Timing the real estate market is a task that baffles even professionals, making it no easy feat especially for developers. However, there are a few general rules that you can keep in mind when your either purchasing or selling your development to improve your chances of a favourable, lucrative outcome.
Many people say it’s easy just buy low and sell when its high! In theory it sounds correct – Yet the current state of your area’s real estate market must be taken into consideration to make this work for you.
One of the best ways to accomplish this is by working with an experienced real estate agent who is also knowledgeable about a particular region. A good real estate agent will not only have a strong working knowledge of the real estate industry as a whole, but will also know their local market inside and out.
There are three basic states of real estate markets to watch for:
Also known as a cold market, this situation arises when there are more homes listed for sale on the market than interested buyers. A general rule is that if there is over six months’ worth of inventory on the market, it is a buyer’s or cold market. This can lead to average house prices falling, because fewer buyers lead to fewer overall sellers. As a result, sellers must drop their sale prices if they want to move their properties before the market warms up.
On the other side of the equation, there is a seller’s market or hot market. In this type of market, there are more buyers than there are properties for sale. This ensures that nearly every property in the area will sell quickly, due to high demand from interested buyers. A hot market is characterised by less than six months’ inventory on the market, and in some truly hot markets you’ll see as little as only two months’ worth of properties.
The balanced state of the real estate market occurs when there is an equal number of properties and interested buyers. This may be due to the banks offering affordable interest rates, enticing buyers into the market. There will be no huge shift in sale prices in a neutral market, and it tends to be characterised by four months of inventory listed. This type of market tends to be favourable for both buyers and sellers, giving them an even playing ground.
Thinking as a developer you want to be buying up opportunities when it’s a buyers market! Reason being the vendors are in a more panick state of mind and if circumstances aren’t favourable, there lies an opportunity. Property Developers want to be buying when everyone else is screaming….. market is crashing, because this ensures you wont be over paying for the property. YES you may need to sit on and hold for a few years to really obtain the growth value of the opportunity but here lies the developer secret BUT also can be the nightmare that comes to life if you haven’t done you due diligence and followed the process.
You see from time of securing an opportunity to actually completing the entire project you can be looking at anything between 12-36 months depending on size of project.
This LAG TIME must be taken into consideration when assessing any opportunity as it will be detrimental to the outcome of the development. If you purchase in a sellers market and paid premium price and then during the course of your development the market moves downwards, you need to ensure you have enough buff to cover you and hoping at worst case break even on the project.
That’s why TIMING is so so important.
If you want to be a smart and savvy investor, you’ll need to develop a keen sense of knowing when the right time to act is. There are situations in business when you need to be patient and wait for the right opportunity to arise and there are situations when you need to act before it’s too late!
It is vital to develop knowledge about the strategies of timing the market if you want to be successful.

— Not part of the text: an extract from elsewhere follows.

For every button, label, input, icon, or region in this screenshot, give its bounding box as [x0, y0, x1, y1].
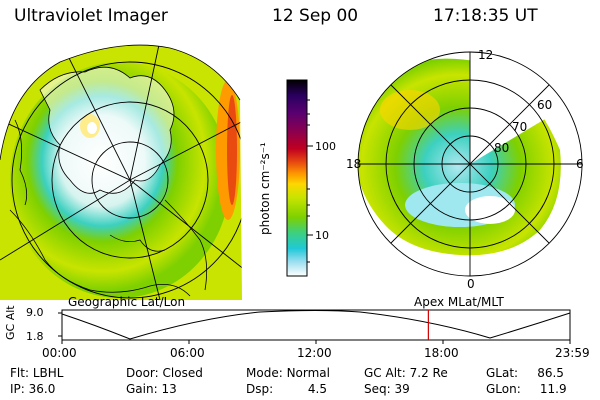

Here is a great example of how timing can play a huge role in your business success. In 2004 I came across a property, which at the time was a development site. The owner/developer had purchased it about eight months prior and was in a hurry to make a quick profit of $2 million by selling it. I liked the property but I decided not to buy it because it was too expensive.
Three years later, when the global recession was at its peak, the owner couldn’t sell the land. He had worked on developing this property and now he was pressured to sell it because it was six months before the title deeds on the l
and were ready to be issued for the new lots.
Due to the economic crisis there were very few buyers and I realised that this was the moment I had been waiting for.
I knew that I could make a great deal of money with this property so I decided to act. I contacted the owner and secured an option on the land for 120 days for 15
blocks at 30 per cent below market value. We then decided to put the property on the market, but before doing so we made a smart business move to increase
the property’s perceived value.
To achieve this we included a house plan on the land so we could sell the lots as turnkey house and land packages, including all of the furnishings. The potential buyers didn’t have to spend the time and effort looking for a builder and then getting them to design house plans that would work for the property.
This option made it more attractive to potential buyers compared to simply buying the land. We were also able to get a good build price due to the volume of properties being built and it was a great investment for the buyers as they ended up with instant equity once the house was completed.
The deal turned out to be a great success and we were able to sell 14 of the 15 lots with a really good profit.
So what is the moral of this story?
There is always good money to be made, even, and especially in an economic downturn!